Still, being back inside those halls brought her full circle. “It was an absolute dream come true,” she says. “Imagine you are not good at anything your whole life, and every school you’ve done, every place you’ve gone, you felt like a misfit. It truly reminds you of Harry Potter, where you just have to figure out how to harness your power and use it in a different way, and that’s what the school did. It was amazing to be back.”
The Anti-Ego Era
Clark doesn’t sugarcoat the realities of running a kitchen or what separates a great cook from a real leader. “You have to be well rounded,” she says. “You can’t just be a doctor who’s the best person giving stitches but can’t do anything else.
“I was never the freak show chef in any kitchen. I was never the best. I was never the one that was just naturally a freak. I just worked harder than most people. And second of all, what I figured out and what we 100% want to see in chefs is that you want them to succeed. We don’t want to set people up for failure.
“You’ve got to be able to talk to people, go to freaking therapy and learn how to communicate. Be obsessed with making yourself so well-rounded and knowing how to read people. That’s what will make you the best leader—knowing how to handle anyone, because everyone is different. You can’t be one type of boss to everyone. You have to look at where they are, who they are, the way they communicate. What is their love language? What triggers them?”
It’s the kind of advice that makes you realize why Next Gen Chef feels less like a competition and more like group therapy with knives.
The Judge’s Seat
Clark laughs when she admits the hardest part of judging wasn’t the pressure—it was herself. “I had to check myself at all times, mostly with Andrew Sargent, frankly. I was brutal to him,” she says. “From the first episode, I was just like, if you don’t show us more than the fact that you work for Thomas Keller and that you can copy his food, just go. You have got to give us something besides this.

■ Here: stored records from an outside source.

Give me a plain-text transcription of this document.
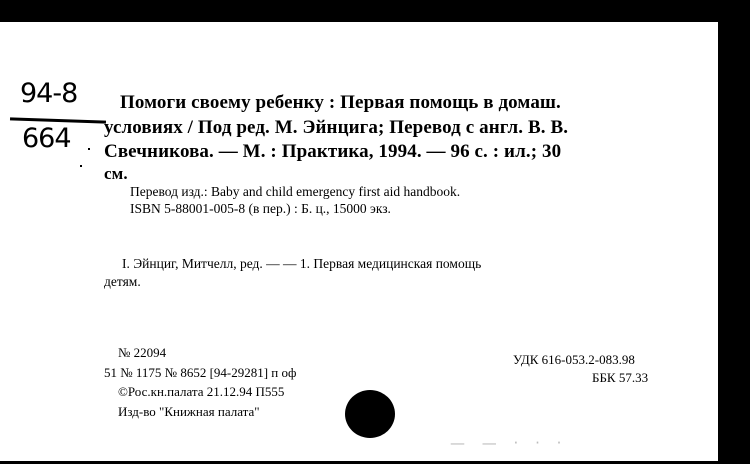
94-8
664
Помоги своему ребенку : Первая помощь в домаш.
условиях / Под ред. М. Эйнцига; Перевод с англ. В. В.
Свечникова. — М. : Практика, 1994. — 96 с. : ил.; 30
см.
Перевод изд.: Baby and child emergency first aid handbook.
ISBN 5-88001-005-8 (в пер.) : Б. ц., 15000 экз.
I. Эйнциг, Митчелл, ред. — — 1. Первая медицинская помощь
детям.
№ 22094
51 № 1175 № 8652 [94-29281] п оф
©Рос.кн.палата 21.12.94 П555
Изд-во "Книжная палата"
УДК 616-053.2-083.98
ББК 57.33
— — · · ·
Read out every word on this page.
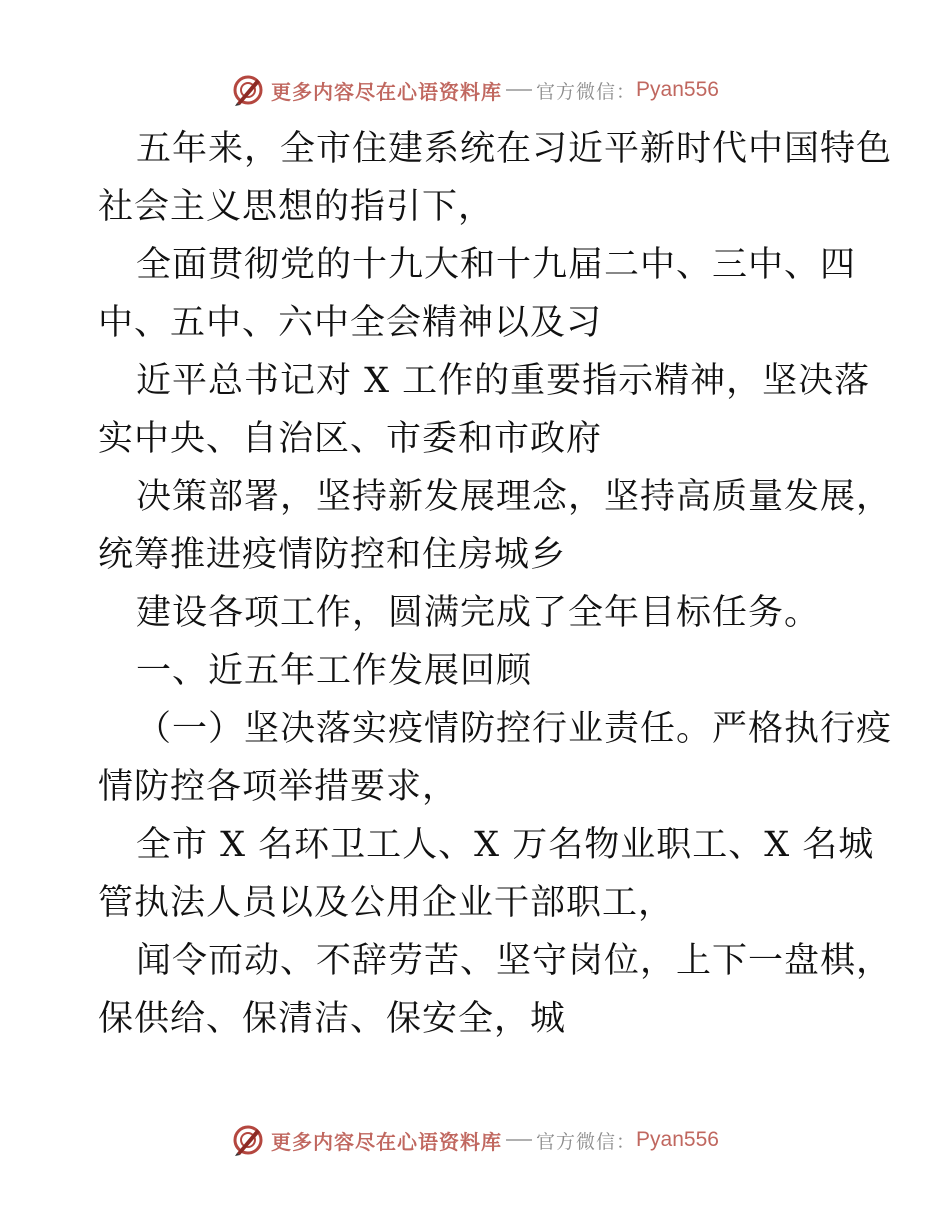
更多内容尽在心语资料库 官方微信： Pyan556
五年来，全市住建系统在习近平新时代中国特色
社会主义思想的指引下，
全面贯彻党的十九大和十九届二中、三中、四
中、五中、六中全会精神以及习
近平总书记对 X 工作的重要指示精神，坚决落
实中央、自治区、市委和市政府
决策部署，坚持新发展理念，坚持高质量发展，
统筹推进疫情防控和住房城乡
建设各项工作，圆满完成了全年目标任务。
一、近五年工作发展回顾
（一）坚决落实疫情防控行业责任。严格执行疫
情防控各项举措要求，
全市 X 名环卫工人、X 万名物业职工、X 名城
管执法人员以及公用企业干部职工，
闻令而动、不辞劳苦、坚守岗位，上下一盘棋，
保供给、保清洁、保安全，城
更多内容尽在心语资料库 官方微信： Pyan556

“We forced him to do that in four weeks. For me, Andrew, 100%, because I also had so much similarity to him, and I was like, if you think for a second I’ll let you get away with anything, it’s sort of like the mom with their child trying to sneak out. You’re like, are you freaking seriously trying to sneak out right now? You don’t think I snuck out the same way?”
She laughs again. “Try harder to get me to believe you right now.”
But what could’ve been tension became transformation. “I give so much credit to Andrew because he dug deep. He didn’t like it at first, but he hunkered down. And he did exactly that.”
Sargent, who serves as sous chef at Per Se in New York, would go on to win the competition.